3.1 Observable Purity & Effect Boundaries

• AST bans are best-effort guardrails (documented limitations in file header).
• All effects go through typed protocols.
• Test suite supplies multiple protocol implementations (pure + realistic effectful) and proves identical core results.

3.2 Canonical JSON Serialization – Cross-Language Stable Rules

Designed for Rust/TS/Go/Java interop. Float fields forbidden unless @allow_float + RFC.

1. Sorted keys (depth-first)
2. Numeric values → Decimal with exact str(decimal) (float forbidden by default)
3. NaN / ±Inf → rejected at pydantic validation
4. datetime → UTC ISO8601 with Z, microseconds if non-zero
5. bytes → base64
6. UUID → lowercase string
7. Include None and empty containers
8. Lists are ordered sequences (declare ordering invariants if meaningful)
9. Schema hash = SHA256 of model.model_json_schema() after stripping: title, description, examples, $comment, deprecated, and any pydantic-internal keys. Pydantic version pinned in pyproject.toml lockfile.

3.3 Golden File Integrity

governance/regen_goldens.py is the sole authority and is released as immutable git tags in the protected upstream template repo. CI fetches the approved tool version from the protected ref and fails if any golden file does not match it.

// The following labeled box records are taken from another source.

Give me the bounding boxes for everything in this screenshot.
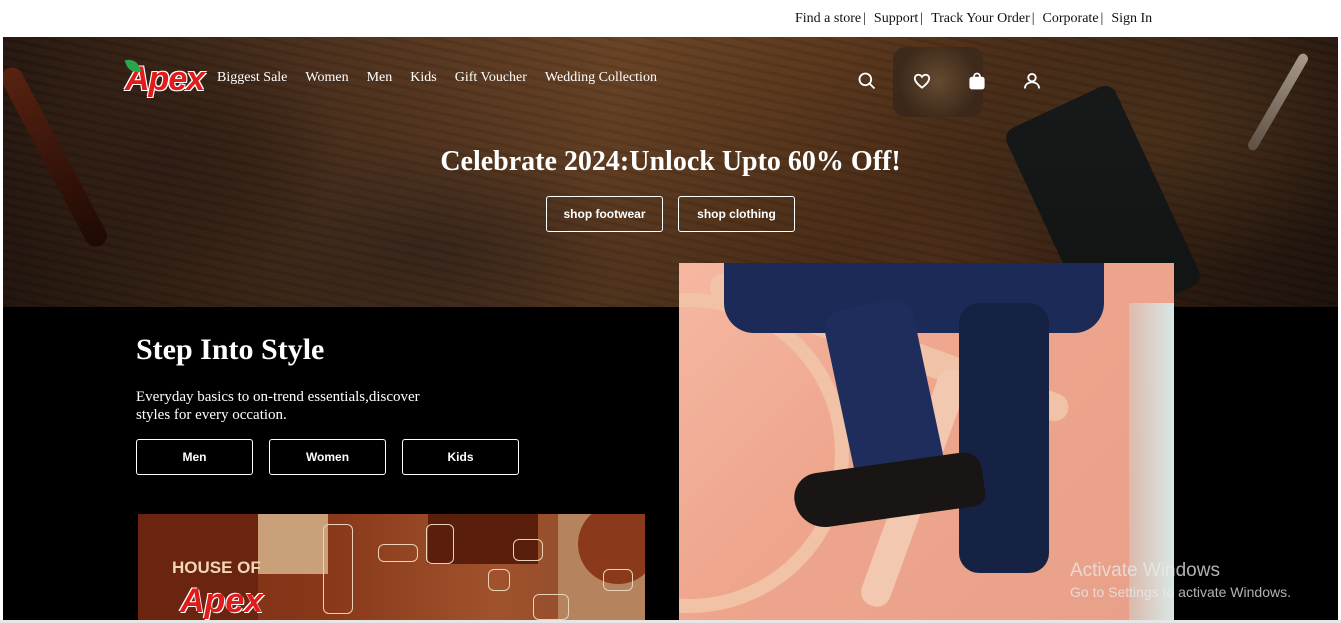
support-link[interactable]: Support (874, 11, 918, 27)
sneaker-sketch-icon (378, 544, 418, 562)
sign-in-link[interactable]: Sign In (1111, 11, 1152, 27)
shop-footwear-button[interactable]: shop footwear (546, 196, 663, 232)
promo-apex-logo: Apex (180, 582, 264, 620)
corporate-link[interactable]: Corporate (1043, 11, 1099, 27)
watermark-subtitle: Go to Settings to activate Windows. (1070, 584, 1291, 600)
heel-sketch-icon (488, 569, 510, 591)
promo-house-of-text: HOUSE OF (172, 558, 261, 577)
style-section-title: Step Into Style (136, 333, 325, 366)
separator: | (1100, 11, 1104, 26)
search-icon[interactable] (856, 70, 878, 92)
nav-gift-voucher[interactable]: Gift Voucher (455, 70, 527, 86)
utility-bar: Find a store | Support | Track Your Orde… (0, 0, 1341, 37)
jeans-sketch-icon (323, 524, 353, 614)
nav-men[interactable]: Men (367, 70, 393, 86)
nav-women[interactable]: Women (305, 70, 348, 86)
track-order-link[interactable]: Track Your Order (931, 11, 1030, 27)
nav-biggest-sale[interactable]: Biggest Sale (217, 70, 287, 86)
user-icon[interactable] (1021, 70, 1043, 92)
backpack-sketch-icon (426, 524, 454, 564)
nav-icons (856, 70, 1076, 92)
jeans-image (959, 303, 1049, 573)
separator: | (863, 11, 866, 26)
shop-clothing-button[interactable]: shop clothing (678, 196, 795, 232)
separator: | (920, 11, 924, 26)
hero-title: Celebrate 2024:Unlock Upto 60% Off! (440, 146, 901, 177)
sandal-sketch-icon (603, 569, 633, 591)
men-button[interactable]: Men (136, 439, 253, 475)
heel-sketch-icon (513, 539, 543, 561)
promo-block (258, 514, 328, 574)
bike-wheel (679, 293, 849, 613)
utility-links: Find a store | Support | Track Your Orde… (795, 11, 1152, 27)
hero-buttons: shop footwear shop clothing (546, 196, 795, 232)
shopping-bag-icon[interactable] (966, 70, 988, 92)
nav-kids[interactable]: Kids (410, 70, 436, 86)
windows-activation-watermark: Activate Windows Go to Settings to activ… (1070, 560, 1291, 600)
find-store-link[interactable]: Find a store (795, 11, 861, 27)
heart-icon[interactable] (911, 70, 933, 92)
separator: | (1031, 11, 1035, 26)
main-nav: Biggest Sale Women Men Kids Gift Voucher… (217, 70, 675, 86)
style-section-buttons: Men Women Kids (136, 439, 535, 475)
nav-wedding-collection[interactable]: Wedding Collection (545, 70, 657, 86)
watermark-title: Activate Windows (1070, 560, 1220, 581)
house-of-apex-banner[interactable]: HOUSE OF Apex (138, 514, 645, 620)
hero-title-wrap: Celebrate 2024:Unlock Upto 60% Off! (0, 146, 1341, 178)
style-section-description: Everyday basics to on-trend essentials,d… (136, 389, 420, 423)
kids-button[interactable]: Kids (402, 439, 519, 475)
apex-logo[interactable]: Apex (124, 56, 205, 99)
shirt-sketch-icon (533, 594, 569, 620)
women-button[interactable]: Women (269, 439, 386, 475)
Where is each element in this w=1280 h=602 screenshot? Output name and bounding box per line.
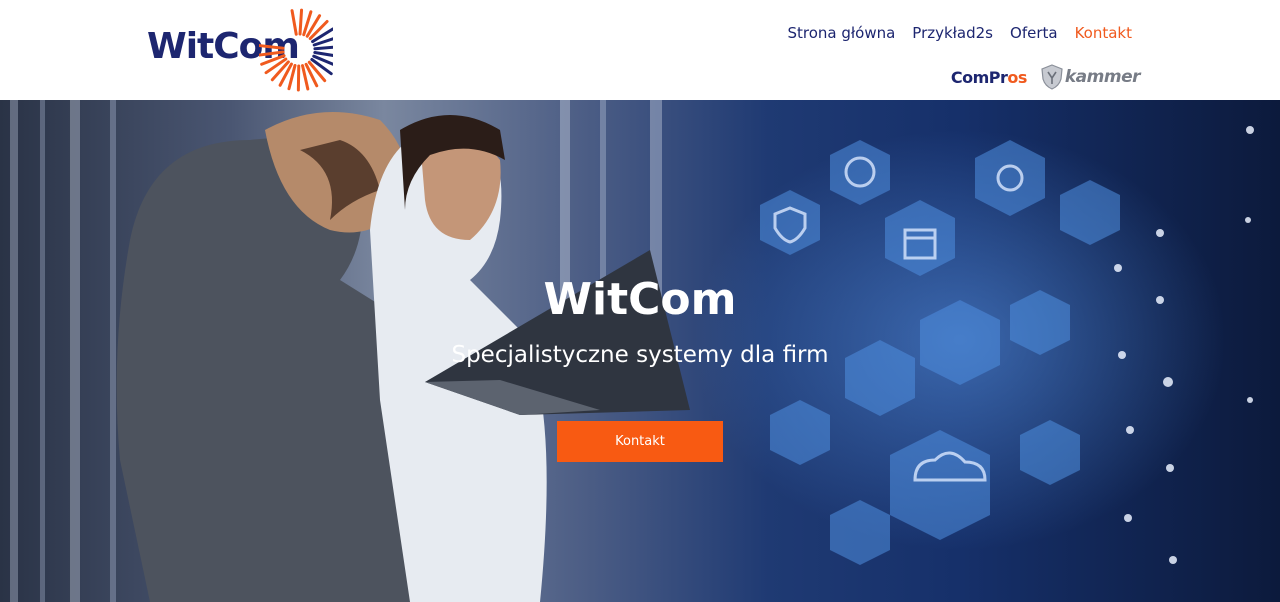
hero-subtitle: Specjalistyczne systemy dla firm (451, 342, 829, 368)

3.4 ParaPipe Readiness Plan Examples

Good:

partition_key: "doc_id"
merge_algebra: "list_concatenation"
ordering: "stable_per_partition"
delivery: "at_least_once"
backpressure: "bounded_task_queue + drop_newest"  # requires lossiness property test
dedup_key: "chunk_id"
failure_model: "idempotent_replay_from_checkpoint"
reconciliation: "last_writer_wins_per_doc_id"
required_property_tests:
  - merge_associativity
  - merge_identity
  - idempotency_under_replay
  - drop_newest_max_loss_bound

Bad (fails graduation):

merge_algebra: "concat_i_guess"
ordering: "whatever"
# no property tests for ordering or lossiness → fail

3.5 Performance Budget

Single blessed model in template budget.yaml. No deviations without RFC.